Dreamtime at Cresciano, the boulder problem by Fred Nicole between dream and reality
The Classics | Boulder continues with the third episode dedicated to Dreamtime at Cresciano in Switzerland. Germany's Jan Hojer and Juliane Wurm take a step back in time and explore this problem established in 2000 by Fred Nicole and hailed as the world's first 8C.
There is no such thing as the most famous boulder problem in the world. But the one that more than any other captured the imagination of climbers at the beginning of the new millennium was most certainly Dreamtime, that diagonal line of tiny crimps at Cresciano in Switzerland first climbed in November 2000 by Fred Nicole.
At the time it was hailed as the first 8C boulder problem in the world, and although over the years many have discussed its final grade (maybe it’s 8B+, maybe a hold was modified, then a hold definitely broke), what has remained constant is the pure beauty of the line.

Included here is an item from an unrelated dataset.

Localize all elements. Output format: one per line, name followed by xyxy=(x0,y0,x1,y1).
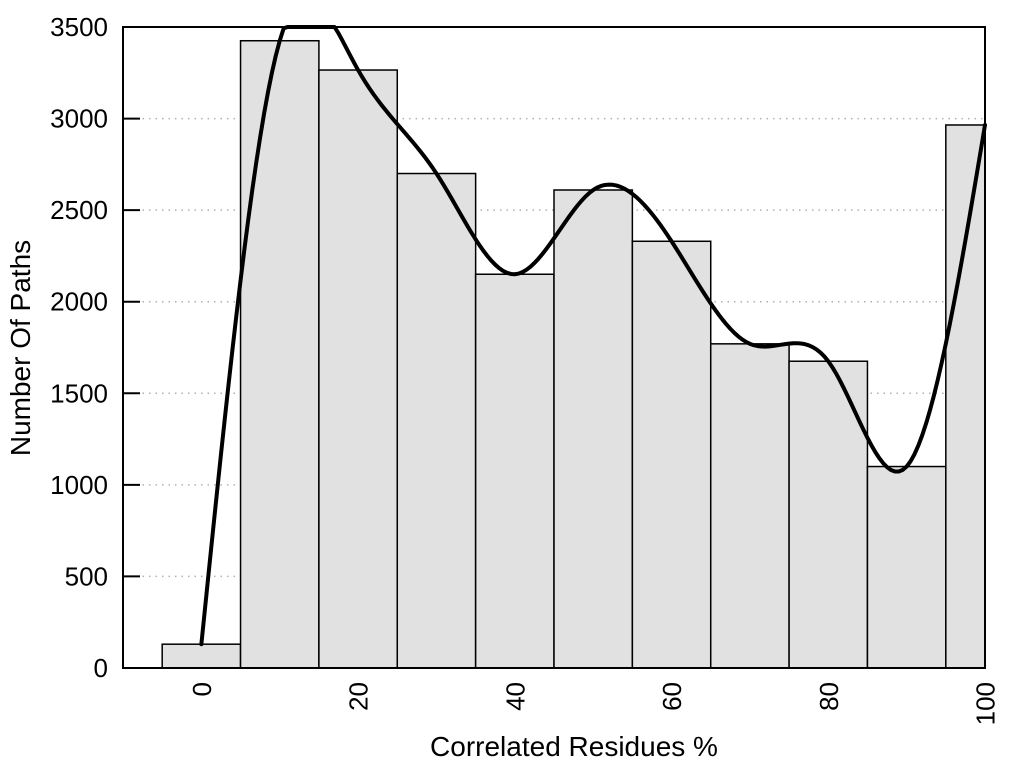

All the greatest climbers to the world have caressed its holds, starting with Bernd Zangerl and Dave Graham, Chris Sharma, Christian Core, Malcolm Smith, Mauro Calibani, Tyler Landman, Daniel Woods, Nalle Hukkataival, Dai Koyamada, Kilian Fischhuber, Paul Robinson, Jan Hojer, Gabriele Moroni, Adam Ondra, Giuliano Cameroni and a handful of others.
"The name Dreamtime stands not only for the difficulty of the line, but also its beauty" explains Nicole. "We had been in Australia over the summer, so I felt that this name was a good fit. For the Aborigines, 'dreamtime' means a kind of half-dreaming trance, somewhere between dream and reality, or a dream that becomes reality. When I saw the line for the first time, I thought: Wow! Is that even possible? And then it finally happened. Dreamtime was a very special time for me, a highlight in my climbing life," recalls Nicole.
In this video the Swissman relives those moments alongside two German sports climbing aces: the winner of the 2014 Bouldering World Cup Jan Hoyer and 2014 World Champion 2014 and 2015 European Champion Juliane Wurm.